Ora l’ex presidente Viktor Yanukovich è ricercato per strage. In un tempo decisamente da Guinness dei primati la “rivoluzione” in Ucraina ha letteralmente cambiato la faccia del paese: deposto il presidente, cambiati premier, governo e lingua ufficiale della nazione che è tornata dopo due anni all’ucraino al posto del russo, indicendo anche nuove elezioni presidenziali per il prossimo 25 maggio. Scusate, ma non è davvero poco. Ma intanto a Kiev occorrono almeno 35 miliardi di dollari per evitare la bancarotta.
L’ex presidente Yanukovich e i suoi fedelissimi, che non si sa dove si siano rifugiati anche se c’è che si dice sicuro che si trovino in Crimea, sono ricercati dalla magistratura. Sono tutti accusati di strage per l’uccisione di massa di più di un centinaio di civili ucraini. Lo ha annunciato il nuovo ministro dell’Interno ad interim, Arsen Avakov, vicinissimo alla leader Yulia Tymoshenko, liberata due giorni fa dal carcere-ospedale dove si trovava rinchiusa dall’agosto 2011.
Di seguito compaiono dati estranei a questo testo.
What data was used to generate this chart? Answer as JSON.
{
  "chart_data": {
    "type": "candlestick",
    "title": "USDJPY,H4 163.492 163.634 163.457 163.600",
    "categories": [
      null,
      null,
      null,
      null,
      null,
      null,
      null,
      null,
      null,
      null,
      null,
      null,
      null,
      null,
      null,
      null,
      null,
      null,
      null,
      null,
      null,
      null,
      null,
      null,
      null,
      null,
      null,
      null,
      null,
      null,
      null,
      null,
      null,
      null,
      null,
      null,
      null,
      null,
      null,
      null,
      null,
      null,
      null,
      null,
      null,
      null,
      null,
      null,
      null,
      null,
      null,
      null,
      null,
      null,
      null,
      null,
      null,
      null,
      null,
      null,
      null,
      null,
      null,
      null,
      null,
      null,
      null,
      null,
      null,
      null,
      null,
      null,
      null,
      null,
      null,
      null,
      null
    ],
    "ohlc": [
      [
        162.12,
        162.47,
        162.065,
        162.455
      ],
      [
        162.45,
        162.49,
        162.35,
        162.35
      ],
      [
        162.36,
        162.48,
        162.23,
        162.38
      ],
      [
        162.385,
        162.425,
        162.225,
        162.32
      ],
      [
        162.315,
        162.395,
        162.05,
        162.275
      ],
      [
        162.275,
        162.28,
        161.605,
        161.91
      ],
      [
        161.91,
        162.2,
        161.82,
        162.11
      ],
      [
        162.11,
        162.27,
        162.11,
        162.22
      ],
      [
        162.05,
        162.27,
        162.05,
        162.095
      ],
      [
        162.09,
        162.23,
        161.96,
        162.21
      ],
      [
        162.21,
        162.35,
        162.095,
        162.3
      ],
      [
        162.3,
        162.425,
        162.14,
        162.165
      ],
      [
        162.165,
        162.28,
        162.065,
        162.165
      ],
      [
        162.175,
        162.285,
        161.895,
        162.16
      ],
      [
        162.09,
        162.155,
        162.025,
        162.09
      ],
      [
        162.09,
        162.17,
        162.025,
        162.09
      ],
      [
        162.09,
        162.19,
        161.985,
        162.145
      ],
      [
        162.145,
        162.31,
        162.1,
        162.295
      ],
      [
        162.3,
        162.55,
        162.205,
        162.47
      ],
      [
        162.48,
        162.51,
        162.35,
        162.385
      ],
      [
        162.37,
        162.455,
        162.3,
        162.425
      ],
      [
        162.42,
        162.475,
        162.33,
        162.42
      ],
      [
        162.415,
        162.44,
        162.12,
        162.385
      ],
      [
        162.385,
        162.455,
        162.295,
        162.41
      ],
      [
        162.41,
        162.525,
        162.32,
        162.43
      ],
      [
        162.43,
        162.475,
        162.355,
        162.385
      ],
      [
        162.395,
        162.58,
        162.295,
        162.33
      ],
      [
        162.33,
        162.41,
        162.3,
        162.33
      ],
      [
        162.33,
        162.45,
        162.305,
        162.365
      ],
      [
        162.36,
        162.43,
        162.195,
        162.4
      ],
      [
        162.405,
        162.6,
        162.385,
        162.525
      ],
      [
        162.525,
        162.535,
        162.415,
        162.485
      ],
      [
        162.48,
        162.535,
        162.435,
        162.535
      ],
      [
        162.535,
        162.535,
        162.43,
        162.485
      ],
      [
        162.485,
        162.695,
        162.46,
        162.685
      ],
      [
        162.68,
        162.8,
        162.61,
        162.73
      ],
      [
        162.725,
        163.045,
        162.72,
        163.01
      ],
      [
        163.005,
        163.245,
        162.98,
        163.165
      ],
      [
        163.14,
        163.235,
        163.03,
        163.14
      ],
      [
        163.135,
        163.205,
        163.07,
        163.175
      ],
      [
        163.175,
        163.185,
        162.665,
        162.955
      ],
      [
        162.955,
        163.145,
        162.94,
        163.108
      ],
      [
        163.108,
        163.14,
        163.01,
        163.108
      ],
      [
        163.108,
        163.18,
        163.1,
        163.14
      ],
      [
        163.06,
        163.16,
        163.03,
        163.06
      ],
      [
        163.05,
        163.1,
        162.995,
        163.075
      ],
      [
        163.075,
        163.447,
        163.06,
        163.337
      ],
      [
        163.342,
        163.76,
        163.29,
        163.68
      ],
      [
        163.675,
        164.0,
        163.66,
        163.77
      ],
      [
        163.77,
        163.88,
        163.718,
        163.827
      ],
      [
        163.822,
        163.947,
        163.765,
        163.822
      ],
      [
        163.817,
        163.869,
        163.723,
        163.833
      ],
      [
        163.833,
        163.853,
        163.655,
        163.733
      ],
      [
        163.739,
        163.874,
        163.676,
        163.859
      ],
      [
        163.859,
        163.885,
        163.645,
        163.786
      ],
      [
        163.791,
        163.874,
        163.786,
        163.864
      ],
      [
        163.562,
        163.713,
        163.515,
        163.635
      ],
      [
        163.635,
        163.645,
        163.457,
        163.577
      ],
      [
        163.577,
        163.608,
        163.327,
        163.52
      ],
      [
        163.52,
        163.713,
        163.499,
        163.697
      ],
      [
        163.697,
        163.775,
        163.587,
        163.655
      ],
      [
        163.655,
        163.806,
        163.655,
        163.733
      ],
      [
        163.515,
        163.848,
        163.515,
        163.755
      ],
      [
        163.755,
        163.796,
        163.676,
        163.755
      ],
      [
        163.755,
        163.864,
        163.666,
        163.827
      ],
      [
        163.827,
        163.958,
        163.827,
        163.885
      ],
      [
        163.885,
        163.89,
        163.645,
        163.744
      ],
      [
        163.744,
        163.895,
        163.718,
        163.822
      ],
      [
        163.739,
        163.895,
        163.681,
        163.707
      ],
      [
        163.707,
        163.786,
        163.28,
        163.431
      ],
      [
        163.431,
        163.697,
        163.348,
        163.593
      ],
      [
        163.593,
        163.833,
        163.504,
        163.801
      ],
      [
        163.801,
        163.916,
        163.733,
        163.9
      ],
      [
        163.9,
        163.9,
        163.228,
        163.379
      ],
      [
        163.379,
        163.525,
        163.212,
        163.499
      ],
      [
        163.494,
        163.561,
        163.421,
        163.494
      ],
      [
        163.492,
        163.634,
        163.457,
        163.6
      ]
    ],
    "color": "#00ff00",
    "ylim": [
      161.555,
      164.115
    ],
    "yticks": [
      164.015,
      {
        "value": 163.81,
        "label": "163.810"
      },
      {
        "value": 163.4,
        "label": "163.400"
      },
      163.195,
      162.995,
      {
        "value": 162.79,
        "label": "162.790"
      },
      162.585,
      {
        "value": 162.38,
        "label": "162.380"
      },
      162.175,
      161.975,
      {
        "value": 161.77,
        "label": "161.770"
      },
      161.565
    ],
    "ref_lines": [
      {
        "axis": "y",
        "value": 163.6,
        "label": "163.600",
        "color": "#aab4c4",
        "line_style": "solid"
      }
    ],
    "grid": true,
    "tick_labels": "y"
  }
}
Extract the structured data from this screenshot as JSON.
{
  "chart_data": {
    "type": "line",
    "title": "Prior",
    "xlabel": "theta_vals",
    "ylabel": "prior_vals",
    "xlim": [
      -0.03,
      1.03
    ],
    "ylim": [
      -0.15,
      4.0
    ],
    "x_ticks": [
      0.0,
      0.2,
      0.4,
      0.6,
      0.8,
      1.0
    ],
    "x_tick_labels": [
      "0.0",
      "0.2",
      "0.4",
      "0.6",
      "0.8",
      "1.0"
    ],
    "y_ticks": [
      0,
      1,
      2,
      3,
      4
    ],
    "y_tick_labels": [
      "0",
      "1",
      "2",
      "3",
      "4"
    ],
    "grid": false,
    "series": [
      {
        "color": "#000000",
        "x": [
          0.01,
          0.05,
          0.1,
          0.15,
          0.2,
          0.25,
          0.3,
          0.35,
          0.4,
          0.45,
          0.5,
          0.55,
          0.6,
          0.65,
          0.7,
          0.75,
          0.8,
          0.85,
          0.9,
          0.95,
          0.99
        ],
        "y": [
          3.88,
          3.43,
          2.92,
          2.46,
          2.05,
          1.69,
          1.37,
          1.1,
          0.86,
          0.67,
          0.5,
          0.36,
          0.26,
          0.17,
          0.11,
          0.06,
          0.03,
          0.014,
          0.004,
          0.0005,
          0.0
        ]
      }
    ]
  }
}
Intanto a Kiev i leader di quella che fino a poco fa è stata l’opposizione ucraina sono impegnati nelle grandi manovre per cercare di dare un assetto stabile al governo, mentre Russia e potenze occidentali, tutti molto preoccupati, affilano le armi nell’attesa che la situazione si definisca in un senso o in un altro. I più preoccupati sono i Russi. La situazione in Ucraina “rappresenta una minaccia per i nostri interessi e per la vita dei nostri cittadini”, ha detto il premier russo Dmitri Medvedev che ha richiamato il proprio ambasciatore da Kiev e ha congelato i 15 miliardi di aiuti promessi in attesa di capire gli sviluppi della vicenda.
Stati Uniti e Gran Bretagna, temendo qualche “colpo di mano” di Mosca se la questione ucraina prendessa una piega desisamente contraria agli interessi del Cremlino, chiedono ripetutamente a Vladimir Putin di non considerare l’uso del ricorso alla forza per la riconquista del potere a Kiev, dato che l’Ucraina è considerata strategica come “contrappeso” al mondo occidentale.